Mr Lenihan said the Croke Park deal would stand, but he could only guarantee that for one year. He signalled the minimum wage would be cut as he readied to reveal the Government’s four-year economic blueprint on Wednesday.
That package is likely to see the welfare budget cut by 5%, a flat rate property tax introduced, student fees pushed up to €2,200 per year, 20,000 public sector jobs cut and further pension levies imposed. On the minimum wage, Mr Lenihan said it had increased “far beyond” the rate of inflation and “may well have to be reviewed”.
SIPTU president Jack O’Connor warned any such cut would amount to the “crucifixion of the poor to redeem the profligacy of the rich”.
Asked if the EU/IMF had the power to overrule the cabinet, Mr Lenihan said: “I don’t anticipate they will seek that power.”
Mr Lenihan said the rescue loan, which will take weeks to hammer out, would be used to give the Government “a powerful demonstration of firepower behind the banks” as he indicated major restructuring of the banks was now on the cards. Ireland’s corporation tax was not expected to be affected, but Mr Cowen said income tax levels would return to those of 2006.
Mr Lenihan admitted for the first time: “The banks were too big a problem for the country.”

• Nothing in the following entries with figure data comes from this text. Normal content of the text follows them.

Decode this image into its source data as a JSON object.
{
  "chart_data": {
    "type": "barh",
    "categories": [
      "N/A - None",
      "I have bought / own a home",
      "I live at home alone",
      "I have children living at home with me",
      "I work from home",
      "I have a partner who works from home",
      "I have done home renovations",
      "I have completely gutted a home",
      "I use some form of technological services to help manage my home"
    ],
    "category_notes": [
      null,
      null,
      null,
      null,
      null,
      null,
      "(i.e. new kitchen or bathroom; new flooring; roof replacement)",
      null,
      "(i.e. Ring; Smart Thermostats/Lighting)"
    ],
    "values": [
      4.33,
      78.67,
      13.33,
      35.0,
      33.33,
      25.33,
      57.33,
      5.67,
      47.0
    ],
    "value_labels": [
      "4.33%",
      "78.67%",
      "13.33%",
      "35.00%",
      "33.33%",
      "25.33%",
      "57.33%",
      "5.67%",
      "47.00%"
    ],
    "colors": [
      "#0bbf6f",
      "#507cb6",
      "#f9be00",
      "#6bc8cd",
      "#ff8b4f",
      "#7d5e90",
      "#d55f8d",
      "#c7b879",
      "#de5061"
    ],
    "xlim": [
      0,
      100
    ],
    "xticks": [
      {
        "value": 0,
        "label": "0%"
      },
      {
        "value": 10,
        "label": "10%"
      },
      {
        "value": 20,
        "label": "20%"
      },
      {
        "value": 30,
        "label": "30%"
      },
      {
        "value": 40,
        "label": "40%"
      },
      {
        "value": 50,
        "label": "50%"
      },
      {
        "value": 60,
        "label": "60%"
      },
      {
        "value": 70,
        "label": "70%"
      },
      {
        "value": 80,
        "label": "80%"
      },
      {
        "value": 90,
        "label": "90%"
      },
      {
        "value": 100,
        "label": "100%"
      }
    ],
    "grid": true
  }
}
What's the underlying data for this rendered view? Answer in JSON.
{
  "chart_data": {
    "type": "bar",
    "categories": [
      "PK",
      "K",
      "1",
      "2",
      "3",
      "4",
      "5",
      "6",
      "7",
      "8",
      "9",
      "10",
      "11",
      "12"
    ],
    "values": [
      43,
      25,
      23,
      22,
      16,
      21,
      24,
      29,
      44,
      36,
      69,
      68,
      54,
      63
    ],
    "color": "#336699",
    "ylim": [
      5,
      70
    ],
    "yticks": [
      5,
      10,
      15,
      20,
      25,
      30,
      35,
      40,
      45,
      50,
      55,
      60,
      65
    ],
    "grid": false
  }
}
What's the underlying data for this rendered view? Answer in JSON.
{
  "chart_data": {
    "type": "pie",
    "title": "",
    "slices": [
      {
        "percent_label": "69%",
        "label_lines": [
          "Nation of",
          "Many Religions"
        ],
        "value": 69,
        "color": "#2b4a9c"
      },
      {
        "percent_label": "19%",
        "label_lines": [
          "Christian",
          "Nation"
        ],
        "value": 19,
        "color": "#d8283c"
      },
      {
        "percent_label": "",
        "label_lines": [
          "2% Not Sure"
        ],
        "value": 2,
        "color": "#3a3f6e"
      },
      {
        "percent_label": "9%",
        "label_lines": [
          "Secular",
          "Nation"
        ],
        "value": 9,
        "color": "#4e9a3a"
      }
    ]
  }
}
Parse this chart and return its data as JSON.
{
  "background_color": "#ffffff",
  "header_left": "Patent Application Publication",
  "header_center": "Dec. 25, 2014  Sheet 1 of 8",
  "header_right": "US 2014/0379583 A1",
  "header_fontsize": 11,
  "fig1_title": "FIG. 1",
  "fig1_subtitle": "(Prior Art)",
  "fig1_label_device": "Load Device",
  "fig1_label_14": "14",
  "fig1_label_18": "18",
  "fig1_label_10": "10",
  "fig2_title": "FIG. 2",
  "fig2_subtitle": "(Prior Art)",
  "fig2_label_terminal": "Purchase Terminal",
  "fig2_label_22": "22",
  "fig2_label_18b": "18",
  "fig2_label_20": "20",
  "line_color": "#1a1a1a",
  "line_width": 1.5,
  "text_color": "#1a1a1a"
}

European finance ministers held an emergency conference call to approve the bailout. IMF managing director Dominique Strauss-Kahn said: “An IMF team, currently in Ireland for technical talks, will now begin to hold swift discussions on an economic programme with the Irish authorities, the European Commission, and the European Central Bank.”
The Government’s fiscal blueprint is expected to see the €15bn restructuring to be split 2/1 between cuts and tax hikes.
Green Party leader John Gormley admitted the country “felt misled” after the Government’s repeated denial that bailout talks were under way.
Meanwhile, a protester was taken to hospital last night after being in collision with a minsterial car as ministers were driven out of Government buildings.